Due to system constraints, the address map is slightly different than modeled. The base address is different, and SRAM comes first while MMRs follow. This is due to restrictions of the base address of the SRAM scratchpad.

Base address: 0x41780000

Address Space Offset Name Description
0x00 - 0x7FFFF DATA GemmProc ScratchPad (512KByte)
0x80000 CSR The control and status register
0x80004 PC Current Descriptor / Instruction (Read Only) starting with 1
0x80008 01_MA_START_ADDR Start address of MA
0x8000C 01_MB_START_ADDR Start address of MB
0x80010 01_MC_START_ADDR Start address of MC
0x80014 01_MA_NR_ROW Number of rows in MA
0x80018 01_MB_NR_ROW Number of rows in MB and number of columns in MA
0x8001C 01_MB_NR_COL Number of columns in MB (Note that MC’s dimensions will be [01_MA_NR_ROW][01_MB_NR_COL])
0x80020 01_INST_NEXT reference to next instruction (set to 0)
0x80024 … 02_* second descriptor (not implemented)

Data Panel

Address: 4178_0000h base + 0h offset = 4178_0000h

image

Control Panel

Address: 4178_0000h base + 8_0000h offset = 4180_0000h

image

How to Adjust for the difference in Memory Map

Suggested Method 1

We recommend you keep everything stable on your main branch. Therefore, create a new branch for the address modification. In this case, you should test both your HW and SW implementation on your development environment before running such a task on jenkins since memory operations are much easier to observe on QEMU and HW_testbench.

Method 2

To account for this, check for GEMM_ACC_FPGA preprocessor directive.

#ifdef GEMM_ACC_FPGA
/* define base and offets based on FPGA emulation */ 
#else
/* define base and offets based on SystemC */
#endif

ifdef checks whether the GEMM_ACC_FPGA token has been #defined earlier (either in file or command line). If so, it includes everything between it and the closing #else or, if no #else is present, the closing #endif. (see 1 and 2).

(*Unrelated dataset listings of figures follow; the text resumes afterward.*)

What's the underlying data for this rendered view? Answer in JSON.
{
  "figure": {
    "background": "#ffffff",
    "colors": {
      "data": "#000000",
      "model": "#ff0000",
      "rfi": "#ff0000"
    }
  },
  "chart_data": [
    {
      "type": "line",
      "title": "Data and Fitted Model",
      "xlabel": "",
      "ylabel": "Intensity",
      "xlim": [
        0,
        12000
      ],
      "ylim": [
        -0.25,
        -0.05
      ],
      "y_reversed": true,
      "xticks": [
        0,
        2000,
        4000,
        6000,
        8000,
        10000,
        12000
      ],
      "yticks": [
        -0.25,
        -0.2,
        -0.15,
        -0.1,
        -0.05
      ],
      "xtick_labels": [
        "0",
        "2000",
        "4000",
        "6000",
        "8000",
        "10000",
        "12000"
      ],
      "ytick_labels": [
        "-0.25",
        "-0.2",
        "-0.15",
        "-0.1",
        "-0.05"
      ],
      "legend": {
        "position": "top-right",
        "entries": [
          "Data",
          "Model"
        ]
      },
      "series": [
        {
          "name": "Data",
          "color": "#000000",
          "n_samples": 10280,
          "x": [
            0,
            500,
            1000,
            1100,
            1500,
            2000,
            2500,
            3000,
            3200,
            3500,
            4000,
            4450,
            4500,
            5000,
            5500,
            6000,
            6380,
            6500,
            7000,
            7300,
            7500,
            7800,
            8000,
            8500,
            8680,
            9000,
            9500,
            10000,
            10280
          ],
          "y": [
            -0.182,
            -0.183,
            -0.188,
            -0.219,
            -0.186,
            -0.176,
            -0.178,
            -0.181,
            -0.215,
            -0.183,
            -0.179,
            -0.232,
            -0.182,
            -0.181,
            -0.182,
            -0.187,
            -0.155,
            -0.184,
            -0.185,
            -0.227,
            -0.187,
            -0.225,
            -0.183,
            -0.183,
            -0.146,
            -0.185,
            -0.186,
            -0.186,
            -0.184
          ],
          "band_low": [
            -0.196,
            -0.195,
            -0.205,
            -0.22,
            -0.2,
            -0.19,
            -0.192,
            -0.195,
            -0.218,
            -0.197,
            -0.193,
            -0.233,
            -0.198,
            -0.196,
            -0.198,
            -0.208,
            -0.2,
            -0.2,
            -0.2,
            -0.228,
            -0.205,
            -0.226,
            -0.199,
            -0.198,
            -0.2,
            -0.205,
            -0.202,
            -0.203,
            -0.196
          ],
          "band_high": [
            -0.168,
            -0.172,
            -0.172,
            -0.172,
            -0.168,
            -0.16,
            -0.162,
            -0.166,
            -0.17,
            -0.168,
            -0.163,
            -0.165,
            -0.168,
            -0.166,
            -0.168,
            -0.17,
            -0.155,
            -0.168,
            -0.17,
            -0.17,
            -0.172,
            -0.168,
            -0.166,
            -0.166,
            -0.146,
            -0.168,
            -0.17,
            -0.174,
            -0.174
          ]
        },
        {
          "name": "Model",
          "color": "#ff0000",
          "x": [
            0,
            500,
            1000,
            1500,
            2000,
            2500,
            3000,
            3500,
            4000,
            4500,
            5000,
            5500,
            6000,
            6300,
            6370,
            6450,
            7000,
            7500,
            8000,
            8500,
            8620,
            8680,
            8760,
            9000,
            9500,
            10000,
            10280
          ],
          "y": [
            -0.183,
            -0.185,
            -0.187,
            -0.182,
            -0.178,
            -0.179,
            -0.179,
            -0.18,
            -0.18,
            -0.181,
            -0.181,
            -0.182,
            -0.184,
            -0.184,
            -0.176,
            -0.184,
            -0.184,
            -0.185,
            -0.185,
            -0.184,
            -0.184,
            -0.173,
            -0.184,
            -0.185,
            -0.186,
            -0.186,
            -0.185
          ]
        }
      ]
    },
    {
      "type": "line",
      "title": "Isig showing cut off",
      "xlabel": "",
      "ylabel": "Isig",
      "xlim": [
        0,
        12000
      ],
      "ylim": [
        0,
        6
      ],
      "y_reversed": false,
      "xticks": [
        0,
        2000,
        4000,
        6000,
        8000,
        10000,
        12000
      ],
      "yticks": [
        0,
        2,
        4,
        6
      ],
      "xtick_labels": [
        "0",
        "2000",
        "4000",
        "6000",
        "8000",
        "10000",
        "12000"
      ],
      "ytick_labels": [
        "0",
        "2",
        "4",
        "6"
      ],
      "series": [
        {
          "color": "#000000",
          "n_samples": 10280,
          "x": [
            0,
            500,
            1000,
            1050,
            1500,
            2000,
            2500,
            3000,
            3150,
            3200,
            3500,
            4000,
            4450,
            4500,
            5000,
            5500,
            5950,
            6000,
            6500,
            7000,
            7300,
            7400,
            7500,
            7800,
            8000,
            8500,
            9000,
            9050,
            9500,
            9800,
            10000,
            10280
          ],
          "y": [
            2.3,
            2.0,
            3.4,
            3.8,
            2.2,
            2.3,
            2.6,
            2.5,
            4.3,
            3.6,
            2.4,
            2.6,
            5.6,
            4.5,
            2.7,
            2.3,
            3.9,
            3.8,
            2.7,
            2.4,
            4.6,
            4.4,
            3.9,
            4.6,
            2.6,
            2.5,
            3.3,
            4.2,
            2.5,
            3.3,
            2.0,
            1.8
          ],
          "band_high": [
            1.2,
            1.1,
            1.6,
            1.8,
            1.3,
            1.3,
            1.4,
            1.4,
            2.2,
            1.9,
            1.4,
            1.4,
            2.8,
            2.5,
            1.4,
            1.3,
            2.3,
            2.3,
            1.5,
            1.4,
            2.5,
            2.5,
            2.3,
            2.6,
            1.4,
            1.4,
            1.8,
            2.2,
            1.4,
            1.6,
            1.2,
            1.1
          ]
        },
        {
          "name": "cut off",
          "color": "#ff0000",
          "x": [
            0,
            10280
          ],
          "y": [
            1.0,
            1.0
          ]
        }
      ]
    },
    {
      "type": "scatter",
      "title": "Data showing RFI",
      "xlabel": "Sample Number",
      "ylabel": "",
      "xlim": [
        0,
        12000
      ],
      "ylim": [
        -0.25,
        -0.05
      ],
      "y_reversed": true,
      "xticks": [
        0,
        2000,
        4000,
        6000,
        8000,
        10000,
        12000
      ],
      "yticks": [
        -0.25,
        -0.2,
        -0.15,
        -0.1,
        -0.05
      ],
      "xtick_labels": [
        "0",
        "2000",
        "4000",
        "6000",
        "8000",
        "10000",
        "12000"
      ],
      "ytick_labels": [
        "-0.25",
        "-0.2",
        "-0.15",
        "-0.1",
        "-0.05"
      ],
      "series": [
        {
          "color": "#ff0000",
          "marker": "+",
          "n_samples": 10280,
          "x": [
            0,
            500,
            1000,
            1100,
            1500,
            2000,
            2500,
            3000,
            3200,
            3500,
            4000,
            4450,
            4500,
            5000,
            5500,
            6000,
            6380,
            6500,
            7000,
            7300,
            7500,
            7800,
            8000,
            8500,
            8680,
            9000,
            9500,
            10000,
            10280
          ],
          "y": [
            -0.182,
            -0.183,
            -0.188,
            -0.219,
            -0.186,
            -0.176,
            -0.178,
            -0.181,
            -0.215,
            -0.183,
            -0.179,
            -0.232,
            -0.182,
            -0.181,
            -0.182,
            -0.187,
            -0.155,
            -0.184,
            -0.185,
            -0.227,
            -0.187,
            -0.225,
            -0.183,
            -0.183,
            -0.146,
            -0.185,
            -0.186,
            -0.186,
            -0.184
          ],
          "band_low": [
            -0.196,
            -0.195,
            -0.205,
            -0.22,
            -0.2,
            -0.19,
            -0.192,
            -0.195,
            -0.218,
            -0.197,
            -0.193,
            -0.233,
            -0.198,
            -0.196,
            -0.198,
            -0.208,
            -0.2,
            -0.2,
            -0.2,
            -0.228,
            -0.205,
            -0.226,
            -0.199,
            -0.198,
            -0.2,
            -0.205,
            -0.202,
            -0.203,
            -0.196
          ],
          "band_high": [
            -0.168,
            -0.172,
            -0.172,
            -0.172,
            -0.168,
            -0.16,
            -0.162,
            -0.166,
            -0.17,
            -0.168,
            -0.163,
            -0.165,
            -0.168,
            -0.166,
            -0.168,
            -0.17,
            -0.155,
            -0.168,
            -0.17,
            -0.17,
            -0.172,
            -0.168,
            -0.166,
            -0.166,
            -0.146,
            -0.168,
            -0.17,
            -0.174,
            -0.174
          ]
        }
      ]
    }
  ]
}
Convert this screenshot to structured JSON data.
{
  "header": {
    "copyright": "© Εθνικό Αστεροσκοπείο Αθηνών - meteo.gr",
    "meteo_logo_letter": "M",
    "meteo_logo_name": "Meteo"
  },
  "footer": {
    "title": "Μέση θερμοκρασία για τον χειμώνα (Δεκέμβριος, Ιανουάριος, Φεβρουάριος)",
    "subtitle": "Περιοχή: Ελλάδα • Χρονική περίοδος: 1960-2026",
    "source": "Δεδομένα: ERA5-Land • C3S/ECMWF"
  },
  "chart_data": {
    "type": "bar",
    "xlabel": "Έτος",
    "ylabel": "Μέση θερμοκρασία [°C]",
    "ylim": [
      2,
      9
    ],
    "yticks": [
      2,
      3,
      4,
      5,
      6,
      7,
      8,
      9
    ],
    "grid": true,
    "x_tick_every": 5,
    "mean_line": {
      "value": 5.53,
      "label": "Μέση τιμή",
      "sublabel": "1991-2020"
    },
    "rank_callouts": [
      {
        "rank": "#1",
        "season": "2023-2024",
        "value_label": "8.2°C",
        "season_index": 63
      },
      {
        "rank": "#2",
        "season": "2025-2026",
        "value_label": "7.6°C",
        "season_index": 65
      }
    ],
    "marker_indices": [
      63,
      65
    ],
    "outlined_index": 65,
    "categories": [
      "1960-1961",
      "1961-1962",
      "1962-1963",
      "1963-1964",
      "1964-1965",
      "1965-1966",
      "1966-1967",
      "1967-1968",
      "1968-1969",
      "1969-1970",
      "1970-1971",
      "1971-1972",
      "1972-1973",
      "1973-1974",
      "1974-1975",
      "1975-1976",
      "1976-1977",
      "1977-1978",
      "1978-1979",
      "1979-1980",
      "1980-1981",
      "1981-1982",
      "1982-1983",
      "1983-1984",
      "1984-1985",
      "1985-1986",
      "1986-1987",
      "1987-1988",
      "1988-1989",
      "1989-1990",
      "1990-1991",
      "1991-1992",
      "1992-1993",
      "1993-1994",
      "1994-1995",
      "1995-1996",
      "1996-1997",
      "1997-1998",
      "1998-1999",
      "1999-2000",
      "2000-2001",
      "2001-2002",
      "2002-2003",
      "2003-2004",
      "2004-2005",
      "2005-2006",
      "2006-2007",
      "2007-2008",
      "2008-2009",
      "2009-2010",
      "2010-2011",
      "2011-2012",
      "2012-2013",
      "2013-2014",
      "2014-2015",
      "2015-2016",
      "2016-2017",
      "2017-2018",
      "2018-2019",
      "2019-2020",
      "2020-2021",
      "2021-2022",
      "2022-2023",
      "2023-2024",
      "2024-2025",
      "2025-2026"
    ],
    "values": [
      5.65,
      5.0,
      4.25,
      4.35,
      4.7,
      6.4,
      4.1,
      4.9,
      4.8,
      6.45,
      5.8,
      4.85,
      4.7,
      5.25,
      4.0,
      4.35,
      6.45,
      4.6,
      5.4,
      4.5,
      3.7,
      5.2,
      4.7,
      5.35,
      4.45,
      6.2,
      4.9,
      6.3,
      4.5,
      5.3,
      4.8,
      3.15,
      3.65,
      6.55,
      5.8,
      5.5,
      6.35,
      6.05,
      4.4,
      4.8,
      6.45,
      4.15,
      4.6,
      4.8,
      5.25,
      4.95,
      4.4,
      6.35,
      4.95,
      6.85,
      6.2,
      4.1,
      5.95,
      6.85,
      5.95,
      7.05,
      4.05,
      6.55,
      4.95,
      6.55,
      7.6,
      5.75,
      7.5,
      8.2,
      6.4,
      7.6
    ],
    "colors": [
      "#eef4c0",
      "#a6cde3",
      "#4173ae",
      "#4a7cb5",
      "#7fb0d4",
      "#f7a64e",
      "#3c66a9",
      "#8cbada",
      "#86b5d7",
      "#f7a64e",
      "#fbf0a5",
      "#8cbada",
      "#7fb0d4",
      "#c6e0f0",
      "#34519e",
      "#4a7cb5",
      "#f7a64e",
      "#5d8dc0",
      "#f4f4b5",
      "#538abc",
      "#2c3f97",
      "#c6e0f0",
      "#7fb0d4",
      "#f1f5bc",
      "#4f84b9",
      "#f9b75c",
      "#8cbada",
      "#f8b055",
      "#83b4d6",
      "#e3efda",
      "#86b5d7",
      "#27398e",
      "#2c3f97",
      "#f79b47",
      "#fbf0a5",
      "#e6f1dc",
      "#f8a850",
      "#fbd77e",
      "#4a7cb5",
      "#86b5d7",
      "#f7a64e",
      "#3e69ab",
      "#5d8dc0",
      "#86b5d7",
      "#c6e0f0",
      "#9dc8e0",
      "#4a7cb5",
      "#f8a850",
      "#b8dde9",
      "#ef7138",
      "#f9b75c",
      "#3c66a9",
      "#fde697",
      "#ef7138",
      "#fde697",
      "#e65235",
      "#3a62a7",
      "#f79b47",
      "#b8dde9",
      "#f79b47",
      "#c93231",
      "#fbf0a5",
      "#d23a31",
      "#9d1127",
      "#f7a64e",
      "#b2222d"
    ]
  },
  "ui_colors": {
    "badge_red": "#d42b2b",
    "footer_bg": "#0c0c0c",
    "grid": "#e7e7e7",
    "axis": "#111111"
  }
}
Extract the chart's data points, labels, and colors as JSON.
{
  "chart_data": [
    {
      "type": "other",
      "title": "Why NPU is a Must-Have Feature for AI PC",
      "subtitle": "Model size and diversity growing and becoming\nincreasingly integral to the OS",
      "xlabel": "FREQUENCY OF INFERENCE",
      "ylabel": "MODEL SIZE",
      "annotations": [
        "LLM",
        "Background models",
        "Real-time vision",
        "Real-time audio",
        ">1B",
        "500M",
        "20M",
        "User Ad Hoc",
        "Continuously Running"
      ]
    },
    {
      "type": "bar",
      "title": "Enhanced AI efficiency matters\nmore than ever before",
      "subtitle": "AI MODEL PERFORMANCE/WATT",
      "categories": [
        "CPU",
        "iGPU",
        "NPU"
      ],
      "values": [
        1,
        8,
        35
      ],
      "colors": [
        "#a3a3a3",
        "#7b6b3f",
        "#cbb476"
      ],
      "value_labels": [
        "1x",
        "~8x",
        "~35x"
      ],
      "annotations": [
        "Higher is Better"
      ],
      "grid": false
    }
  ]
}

To compile with the flag, add an additional argument to gcc.

gcc -DGEMM_ACC_FPGA ...

Running the Code on Jenkins

Introducing the new job.

A new job on marble-jenkins called project_target_hwacc has already been created for each Team. This is the basic structure for you to test your SW implementation on a real zedboard with time-accurate HW GEMM Accelerator attached. image

Check the configuration before emitting the task.

The most important items are the Branch Specifier and Execute shell - Command. The comments inside Execute shell would be helpful if you need to modify the instructions for jenkins to do. (e.g. profiling, copy files.) image image * All your changes to the job configuration will be archived in the job history.

Multiple configuration.

If you are not satisfied with the provided job, or there are multiple configurations you need to run, duplicate this and create your own task.

  1. Create a New Item under your TeamN folder. image
  2. Enter a new job name, and copy the configuration from project_target_hwacc. image

Other suggestion

Try to run and profile gemm_tb first as almost nothing needs to be changed other than the address of registers. It should be easy to get the timing result and calculate the speedup etc. darknet application we modified, on the other hand, needs to be further optimized (especially the output layer and picture-render) due to the pseudo returned data we got from the HW GEMM Accelerator.